Quant au Charentais d’origine périgourdine François-Régis de La Valade du Repaire de Truffin, il devint sous son nom cubain de Regino Truffin, à la tête de dix-sept sucreries, l'une des plus grandes fortunes sucrières de l'île, première productrice mondiale. Président de la Chambre franco-cubaine de Commerce et de nombreux Clubs et institutions havanaises, Consul impérial de Russie, honoré de deux ordres prestigieux par le Tsar, il sauva de l’exécution par la police espagnole des combattants russes de la guerre de libération cubaine en les exfiltrant vers les Etats-Unis, et s’attira les éloges dithyrambiques de nos autorités diplomatiques au titre de première fortune française de l’île pour sa remarquable réussite économique et financière avant que ses descendants ne soient malencontreusement déchus de la nationalité française pour avoir possédé des esclaves après 1848, date de notre dernière, définitive et tardive abolition.
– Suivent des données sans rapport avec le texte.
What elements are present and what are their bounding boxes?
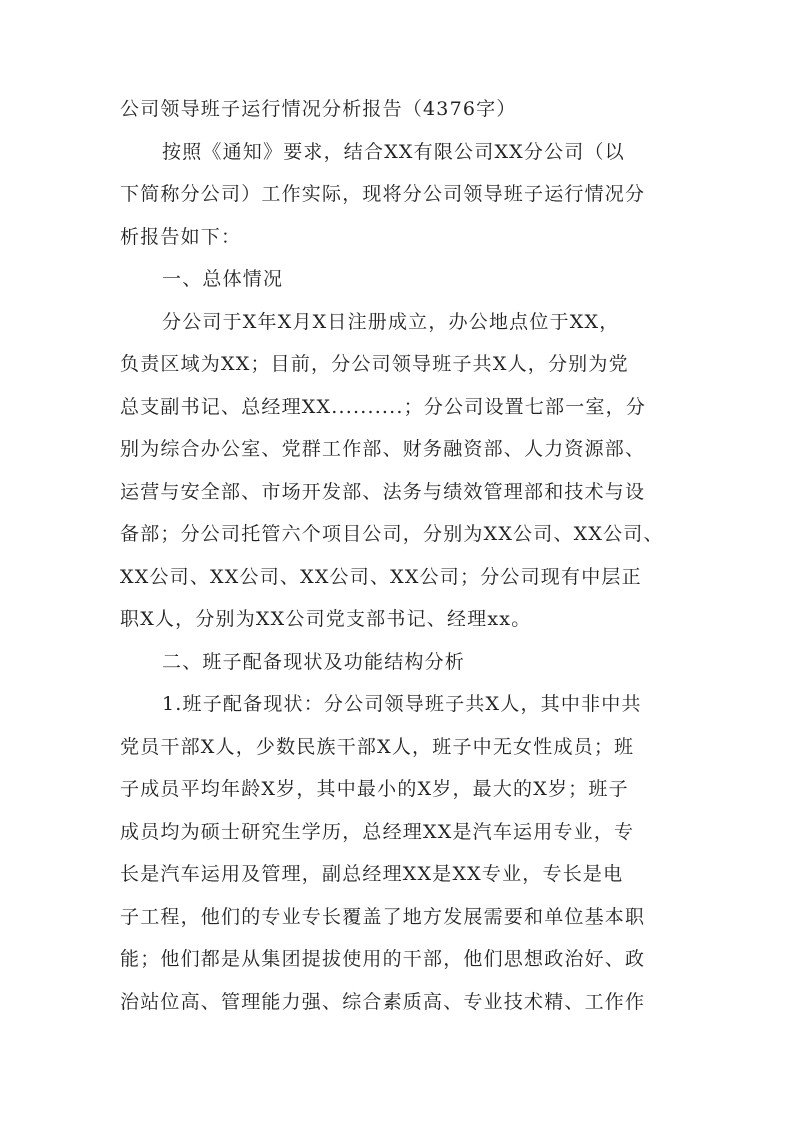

Ces Aquitains méconnus dans leur région d'origine restent des personnages majeurs de l'histoire et du patrimoine cubains. Leurs traces en Aquitaine et outre-Atlantique nous rappellent que notre région a été de loin la première pour l’émigration française, particulièrement vers les Amériques, et que cet important phénomène démographique, qui n’est pas uniquement le fruit de la misère comme on se plaît à l’imaginer trop souvent, mériterait une meilleure attention sur ses multiples causes, conditions et manifestations. Ou, si l’on préfère, une vision plus largement ouverte.
1Voir Jacques de Cauna, L’Eldorado des Aquitains. Gascons, Basques et Béarnais aux Îles d’Amérique, 17e-18e s., Biarritz, Atlantica, 1998.
2 Id., « La maison Dufourcq à Arthez, les seigneurs de Lescun, Corisande d’Andoins et Cuba », Revue de Pau et du Béarn, 42-2015, p. 59-77.
3 Id., « Les Delisle, Duverger, Préval…, familles franco-dominguoises et cubaines dans la correspondance de Caumale », Bulletin du Centre Généalogique des Landes, 109-110, 1er trim. 2014, p. 1490-1494.